After being bought by Red Hat, Ansible continued to offer a free open source platform, which is currently called the Ansible Project. Red Hat has created proprietary management add-ons that offer an advanced control and centralization of the infrastructure, called Ansible Tower. Red Hat runs the Ansible Automation platform, which is composed of the Ansible Engine and Ansible Tower. This product is fully supported by Red Hat as one of its lead projects.
Ansible project and Ansible Tower
Ansible project
The Ansible project is a build-up of functionalities that come from the original company, AnsibleWorks. It is a community-built automation engine. It is free, open source, and available for anyone to download or install on any Linux OS, using the package manager, source compiling, or Python PyPI. It is very simple, powerful, and agentless.
To use the Ansible automation engine, users do not need any third-party applications or interfaces. They can simply send a command or write a playbook and execute it directly to the engine. This allows the user to access a variety of predefined modules, plugins, and APIs working as building blocks for managing all kinds of IT tasks and network objects. As it is agentless, Ansible relies on SSH to manage the Linux hosts, and WinRM for the Windows hosts. The SSH protocol is also used to control some of the network devices. Some more unsual devices or cloud and virtualization services require the use of Ansible pre-defined APIs to help manage or access them.
Nodes can be defined by their IP addresses or hostname; for the latter, we will have to rely on a DNS server or the local DNS file. APIs are used to communicate with third-party services, such as public or private clouds.
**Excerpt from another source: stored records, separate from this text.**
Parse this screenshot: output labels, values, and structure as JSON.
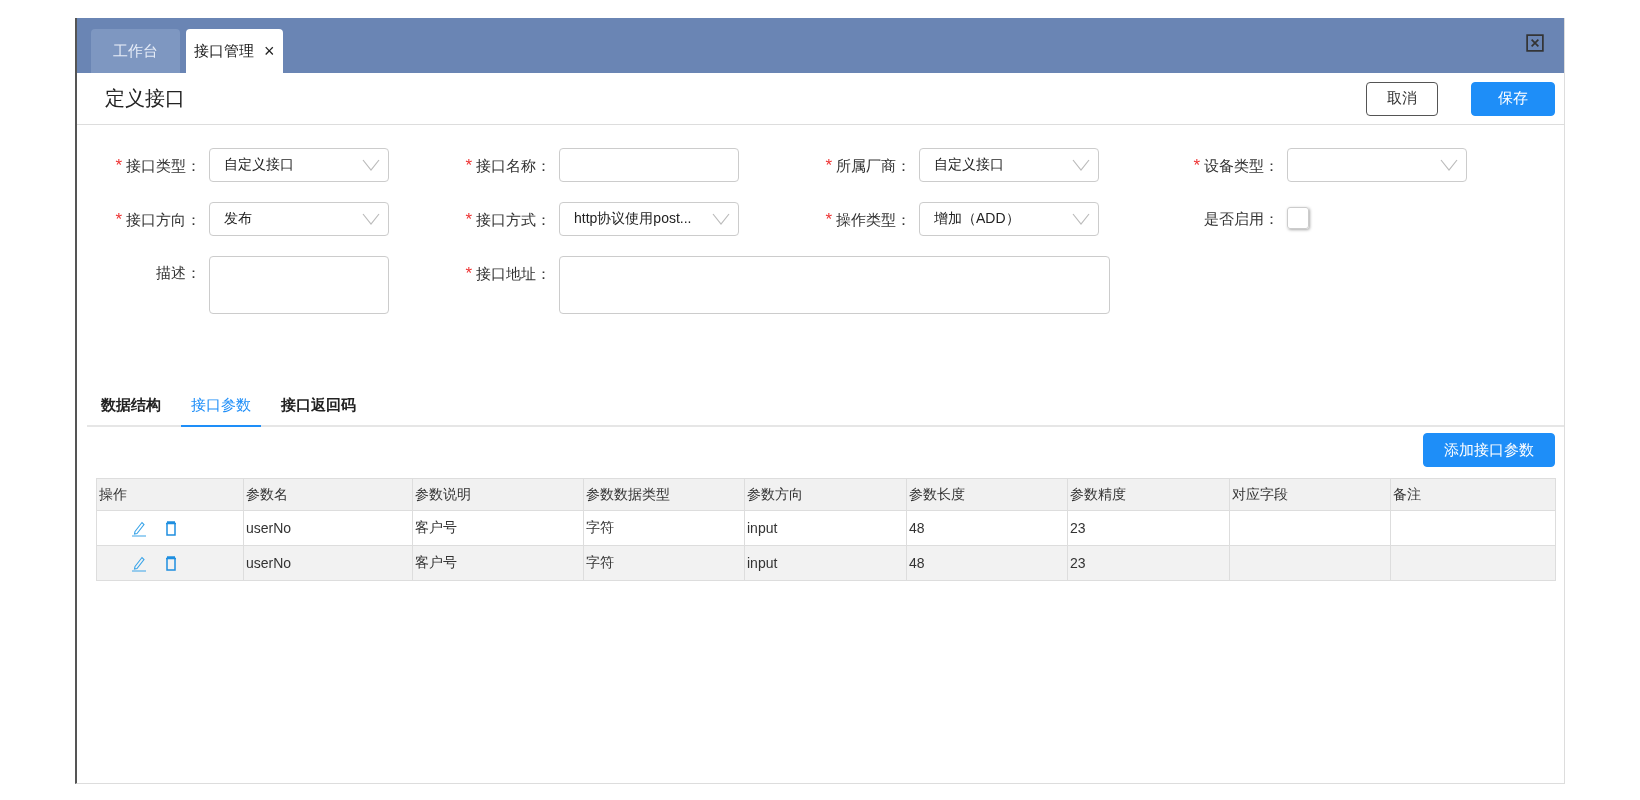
{
  "tabs": [
    {
      "label": "工作台",
      "selected": false
    },
    {
      "label": "接口管理",
      "selected": true,
      "close": "×"
    }
  ],
  "header": {
    "title": "定义接口",
    "buttons": [
      {
        "label": "取消",
        "kind": "secondary"
      },
      {
        "label": "保存",
        "kind": "primary"
      }
    ]
  },
  "form": {
    "fields": [
      {
        "mark": "*",
        "label": "接口类型：",
        "kind": "select",
        "value": "自定义接口"
      },
      {
        "mark": "*",
        "label": "接口名称：",
        "kind": "input"
      },
      {
        "mark": "*",
        "label": "所属厂商：",
        "kind": "select",
        "value": "自定义接口"
      },
      {
        "mark": "*",
        "label": "设备类型：",
        "kind": "select"
      },
      {
        "mark": "*",
        "label": "接口方向：",
        "kind": "select",
        "value": "发布"
      },
      {
        "mark": "*",
        "label": "接口方式：",
        "kind": "select",
        "value": "http协议使用post..."
      },
      {
        "mark": "*",
        "label": "操作类型：",
        "kind": "select",
        "value": "增加（ADD）"
      },
      {
        "label": "是否启用：",
        "kind": "checkbox",
        "checked": false
      },
      {
        "label": "描述：",
        "kind": "textarea"
      },
      {
        "mark": "*",
        "label": "接口地址：",
        "kind": "textarea-wide"
      }
    ]
  },
  "sub_tabs": [
    {
      "label": "数据结构",
      "selected": false
    },
    {
      "label": "接口参数",
      "selected": true
    },
    {
      "label": "接口返回码",
      "selected": false
    }
  ],
  "add_button": "添加接口参数",
  "table": {
    "columns": [
      "操作",
      "参数名",
      "参数说明",
      "参数数据类型",
      "参数方向",
      "参数长度",
      "参数精度",
      "对应字段",
      "备注"
    ],
    "rows": [
      {
        "cells": [
          "",
          "userNo",
          "客户号",
          "字符",
          "input",
          "48",
          "23"
        ]
      },
      {
        "cells": [
          "",
          "userNo",
          "客户号",
          "字符",
          "input",
          "48",
          "23"
        ]
      }
    ]
  }
}
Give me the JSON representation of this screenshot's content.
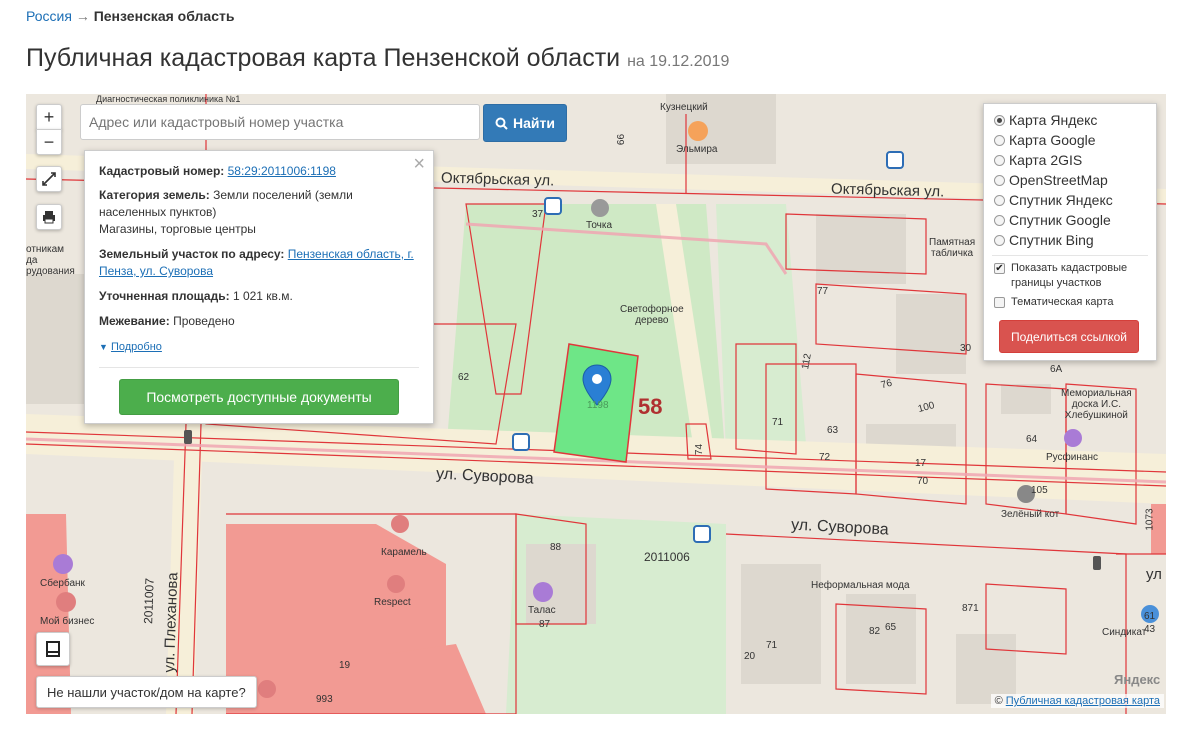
{
  "breadcrumb": {
    "country": "Россия",
    "arrow": "→",
    "region": "Пензенская область"
  },
  "page": {
    "title": "Публичная кадастровая карта Пензенской области",
    "date": "на 19.12.2019"
  },
  "search": {
    "placeholder": "Адрес или кадастровый номер участка",
    "button_label": "Найти"
  },
  "zoom": {
    "in": "+",
    "out": "−"
  },
  "info": {
    "cad_label": "Кадастровый номер:",
    "cad_value": "58:29:2011006:1198",
    "cat_label": "Категория земель:",
    "cat_value": "Земли поселений (земли населенных пунктов)",
    "use_value": "Магазины, торговые центры",
    "addr_label": "Земельный участок по адресу:",
    "addr_value": "Пензенская область, г. Пенза, ул. Суворова",
    "area_label": "Уточненная площадь:",
    "area_value": "1 021 кв.м.",
    "mezh_label": "Межевание:",
    "mezh_value": "Проведено",
    "more": "Подробно",
    "docs_button": "Посмотреть доступные документы"
  },
  "layers": {
    "options": [
      "Карта Яндекс",
      "Карта Google",
      "Карта 2GIS",
      "OpenStreetMap",
      "Спутник Яндекс",
      "Спутник Google",
      "Спутник Bing"
    ],
    "selected": "Карта Яндекс",
    "show_borders": "Показать кадастровые границы участков",
    "show_borders_checked": true,
    "thematic": "Тематическая карта",
    "thematic_checked": false,
    "share_button": "Поделиться ссылкой"
  },
  "map_labels": {
    "street_okt_1": "Октябрьская ул.",
    "street_okt_2": "Октябрьская ул.",
    "street_suv_1": "ул. Суворова",
    "street_suv_2": "ул. Суворова",
    "street_plekh": "ул. Плеханова",
    "kuznetsky": "Кузнецкий",
    "elmira": "Эльмира",
    "tochka": "Точка",
    "svetofor": "Светофорное\nдерево",
    "pamyatnaya": "Памятная\nтабличка",
    "memorial": "Мемориальная\nдоска И.С.\nХлебушкиной",
    "rusfinance": "Русфинанс",
    "zeleny_kot": "Зелёный кот",
    "neformal": "Неформальная мода",
    "karamel": "Карамель",
    "respect": "Respect",
    "talas": "Талас",
    "sberbank": "Сбербанк",
    "moy_biznes": "Мой бизнес",
    "sindikat": "Синдикат",
    "plot_number": "58",
    "plot_id": "1198",
    "block_code_1": "2011006",
    "block_code_2": "2011007",
    "diag_text": "Диагностическая поликлиника №1",
    "otnikam": "отникам\nда\nрудования",
    "n62": "62",
    "n37": "37",
    "n66": "66",
    "n77": "77",
    "n30": "30",
    "n6a": "6А",
    "n71": "71",
    "n63": "63",
    "n72": "72",
    "n17": "17",
    "n70": "70",
    "n64": "64",
    "n74": "74",
    "n100": "100",
    "n105": "105",
    "n88": "88",
    "n87": "87",
    "n65": "65",
    "n82": "82",
    "n20": "20",
    "n871": "871",
    "n1073": "1073",
    "n993": "993",
    "n19": "19",
    "n112": "112",
    "n76": "76",
    "n61": "61",
    "n43": "43",
    "yandex": "Яндекс",
    "ul_right": "ул"
  },
  "not_found": "Не нашли участок/дом на карте?",
  "attribution": {
    "prefix": "©",
    "link": "Публичная кадастровая карта"
  },
  "colors": {
    "plot": "#6ee687",
    "parcel_border": "#e0363a",
    "road": "#f6efd9",
    "park": "#cfe9c5",
    "pink_building": "#f29a93",
    "button_blue": "#337ab7",
    "button_green": "#4cae4c",
    "button_red": "#d9534f"
  }
}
Modules, which constitute Ansible's biggest pre-defined function library, allow the users to simplify long and complex tasks into a few lines in a playbook. They cover a large number of tasks, systems, packages, files, datastores, API calls, network device configurations, and so on. Finally, Ansible plugins are used to improve Ansible's core functionality, such as fast host caching, to avoid facts gathering on the network.
Ansible Tower
Ansible Tower is the Red Hat proprietary layer that sits on top of the Ansible project engine. It is made up of a number of add-ons and modules, composed of REST APIs and web services, that work together to create a friendly web interface that acts as an automation hub from which the IT administrator can select a number of tasks or playbooks to be executed on a number of machines. It still relies on the Ansible Engine to send commands and collect the reports. Ansible Tower cleverly collects the status of tasks and the reports that come back from hosts. All of this data is presented in the Ansible dashboard, showing hosts, the status of the inventory, and the recent jobs, activities, and snapshots:
Ansible Tower scales as the environment grows, and acts accordingly by showing in real-time all the statuses of the hosts, tasks, and playbooks. It highlights the successful playbook jobs, as well as those that failed to run, in order to troubleshoot any issues. In its multi-playbook workflows, the user can create pipelines of playbooks to be executed in sequence on any type of inventory, using one or more users' credentials and on a personalized timescale. With pipelining enabled, an IT administrator can automate complex operations (application provisioning, continuous deployment with containers, running test workflows) by breaking them down into smaller tasks using pipelines and, depending on the output (success or failure), run a specific play.
Ansible Tower offers a smart inventory platform that enables you to pull the host's inventory from any source, including a public or private cloud, or a local CMDB. The smart inventory builds hosts caching, which allows the user to run playbooks based on the facts of the hosts, which are pieces of information and properties related to them and gathered by Ansible. It also allows you to set up built-in notifications about the status of tasks, workflows, and playbooks via email, SMS, and push notifications on third-party platforms, such as Slack or Hipchat. Ansible Tower also allows task scheduling for routine updates, device patching, and custom backup schedule options. The following diagram shows the layers of the full Ansible Engine provided by Red Hat:
In this book, we will mainly focus on the open source Ansible Engine, as it is free and accessible to everyone. We believe that learning Ansible has to be started with the basic no-UI version to better understand the inner mechanics of the tool. The reader can migrate easily to Ansible Tower with the engine skills that they have already acquired.